Aircraft giant Boeing (NYSE:BA) and German sports-car maker Porsche are teaming up on a flying car -- specifically, a self-driving air taxi.

The two companies announced that they have agreed to work together to develop a concept for an upscale commercial passenger drone, and to evaluate the potential market for such a vehicle.

Is this just a flight of fancy, or is it a peek into the near future?

What Boeing and Porsche said

Boeing and Porsche said that they have signed a Memorandum of Understanding "to explore the premium urban air mobility market and the extension of urban traffic into airspace."

Under the deal, engineers from Boeing, Porsche, and Aurora Flight Sciences -- a Boeing subsidiary that designs and builds drones -- will work together to design an autonomous, all-electric "premium air mobility vehicle" that can take off and land vertically. Once the design is done, the team will build and test a prototype.

The two companies will also work together to define possible use cases for such a vehicle, and to assess potential markets.

A small, sleek, futuristic aircraft in a hanger that is open to the sky.

Porsche and Boeing released this rendering of an upscale self-flying taxi. The two have agreed to develop a prototype of such a vehicle. Image source: Boeing Co.

Porsche's marketing chief, Detlev von Platen, said that a move into the air-mobility space could be part of a larger vision for the company. "Porsche is looking to enhance its scope as a sports car manufacturer by becoming a leading brand for premium mobility," he said. "This could mean moving into the third dimension of travel."

A premium air-taxi service is also one part of a larger vision for Boeing NeXt, the aircraft maker's future-mobility subsidiary. Boeing NeXt is working to create a "next-generation mobility ecosystem" in which autonomous and human-piloted air vehicles can safely coexist.

Steve Nordlund, Boeing NeXt's general manager, said that the partnership could accelerate the development of urban air mobility. "This collaboration builds on our efforts to develop a safe and efficient new mobility ecosystem," he said.

Why Porsche is interested in electric air taxis

As auto investors know, Porsche's automotive sales volumes are small, but its profits aren't: They're a major component of parent Volkswagen AG's (OTC:VWAGY) bottom line.
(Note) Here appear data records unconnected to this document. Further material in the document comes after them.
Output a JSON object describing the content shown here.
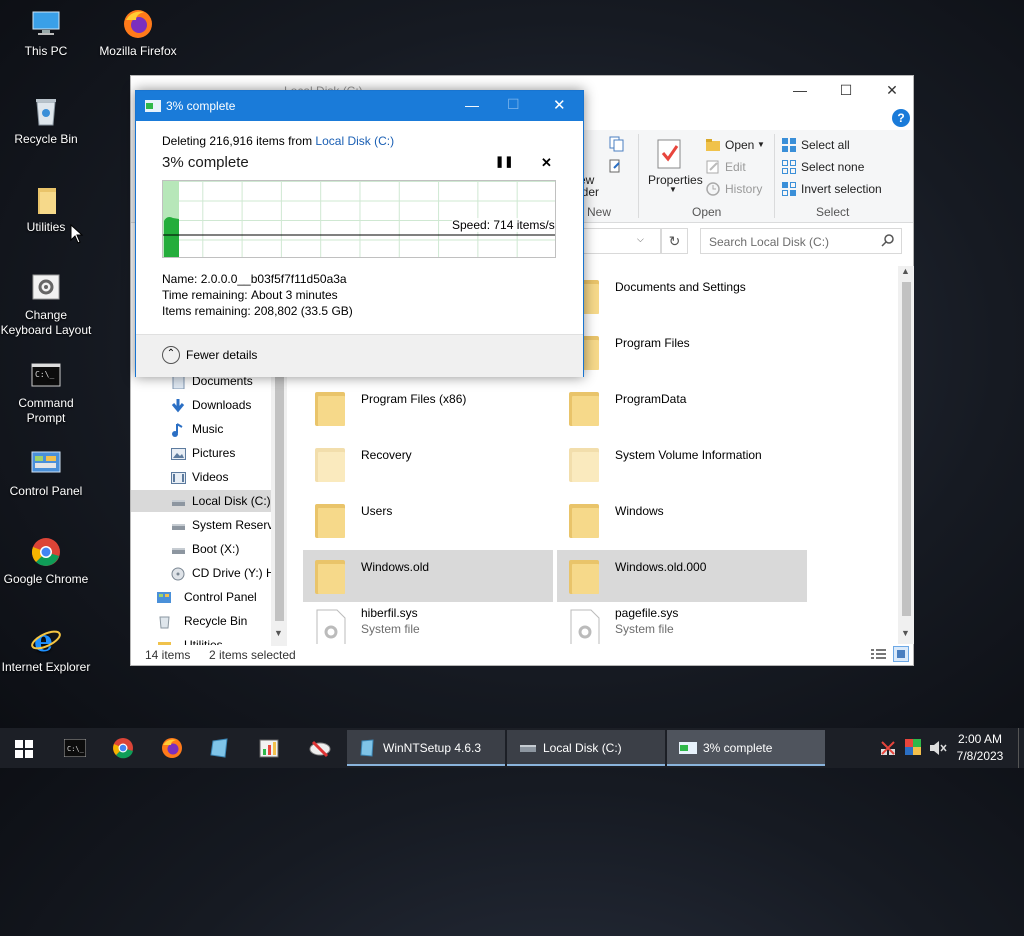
{
  "desktop": {
    "icons": [
      {
        "label": "This PC"
      },
      {
        "label": "Mozilla Firefox"
      },
      {
        "label": "Recycle Bin"
      },
      {
        "label": "Utilities"
      },
      {
        "label": "Change Keyboard Layout"
      },
      {
        "label": "Command Prompt"
      },
      {
        "label": "Control Panel"
      },
      {
        "label": "Google Chrome"
      },
      {
        "label": "Internet Explorer"
      }
    ]
  },
  "explorer": {
    "title": "Local Disk (C:)",
    "ribbon": {
      "new_partial": "ew",
      "folder_partial": "lder",
      "properties_label": "Properties",
      "open_label": "Open",
      "edit_label": "Edit",
      "history_label": "History",
      "select_all": "Select all",
      "select_none": "Select none",
      "invert_selection": "Invert selection",
      "group_new": "New",
      "group_open": "Open",
      "group_select": "Select"
    },
    "search_placeholder": "Search Local Disk (C:)",
    "nav_items": [
      {
        "label": "Documents"
      },
      {
        "label": "Downloads"
      },
      {
        "label": "Music"
      },
      {
        "label": "Pictures"
      },
      {
        "label": "Videos"
      },
      {
        "label": "Local Disk (C:)"
      },
      {
        "label": "System Reserve"
      },
      {
        "label": "Boot (X:)"
      },
      {
        "label": "CD Drive (Y:) H"
      },
      {
        "label": "Control Panel"
      },
      {
        "label": "Recycle Bin"
      },
      {
        "label": "Utilities"
      }
    ],
    "files": [
      {
        "name": "Documents and Settings"
      },
      {
        "name": "Program Files"
      },
      {
        "name": "Program Files (x86)"
      },
      {
        "name": "ProgramData"
      },
      {
        "name": "Recovery"
      },
      {
        "name": "System Volume Information"
      },
      {
        "name": "Users"
      },
      {
        "name": "Windows"
      },
      {
        "name": "Windows.old"
      },
      {
        "name": "Windows.old.000"
      },
      {
        "name": "hiberfil.sys",
        "sub": "System file"
      },
      {
        "name": "pagefile.sys",
        "sub": "System file"
      }
    ],
    "status_items": "14 items",
    "status_selected": "2 items selected"
  },
  "dialog": {
    "title": "3% complete",
    "deleting_prefix": "Deleting 216,916 items from",
    "deleting_target": "Local Disk (C:)",
    "heading": "3% complete",
    "speed": "Speed: 714 items/s",
    "progress_fraction": 0.03,
    "name_label": "Name:",
    "name_value": "2.0.0.0__b03f5f7f11d50a3a",
    "time_label": "Time remaining:",
    "time_value": "About 3 minutes",
    "items_label": "Items remaining:",
    "items_value": "208,802 (33.5 GB)",
    "fewer_details": "Fewer details"
  },
  "taskbar": {
    "btn_winnt": "WinNTSetup 4.6.3",
    "btn_localdisk": "Local Disk (C:)",
    "btn_progress": "3% complete",
    "time": "2:00 AM",
    "date": "7/8/2023"
  },
  "colors": {
    "accent": "#1a7bd9",
    "progress_green": "#2fb84a",
    "selected_bg": "#d9d9d9"
  }
}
While Porsches accounted for just 2.6% of the passenger vehicles that Volkswagen Group delivered in the first half of 2019, Porsche contributed 31.6% of its parent's operating income from passenger vehicles over that period.

Both Porsche and VW are now looking for ways to ensure that flow of profits continues as the auto industry moves toward electric, connected, and autonomous vehicles over the next couple of decades.

A futuristic passenger drone is shown hovering over a landing pad high above the ground in a city.

Porsche and Boeing envision an electric, autonomous passenger drone that would take off and land vertically. Image source: Boeing Co.

Porsche Consulting took a close look at the potential market for electric passenger drones in a study last year. The study estimated that commercial passenger drones will start to come into service in about 2025, and that by 2035 there could be about 23,000 of these air taxis in service, creating a market worth roughly $32 billion.

The study also concluded that urban air mobility solutions could transport passengers more quickly and efficiently than ground transport, and -- significantly -- at lower cost, in time. (Note that the study's authors see passenger drones as a "hub-to-hub" solution, moving between established stations, rather than "end-to-end" like taxis. That limitation will be necessary to keep the skies from becoming overcrowded, they think.)

Simply put, the deal with Boeing allows Porsche to explore possibilities for an upscale, premium electric passenger drone that is consistent with the brand's image and values, as part of a larger effort to figure out how Porsche can continue to generate strong profits as mobility technology evolves.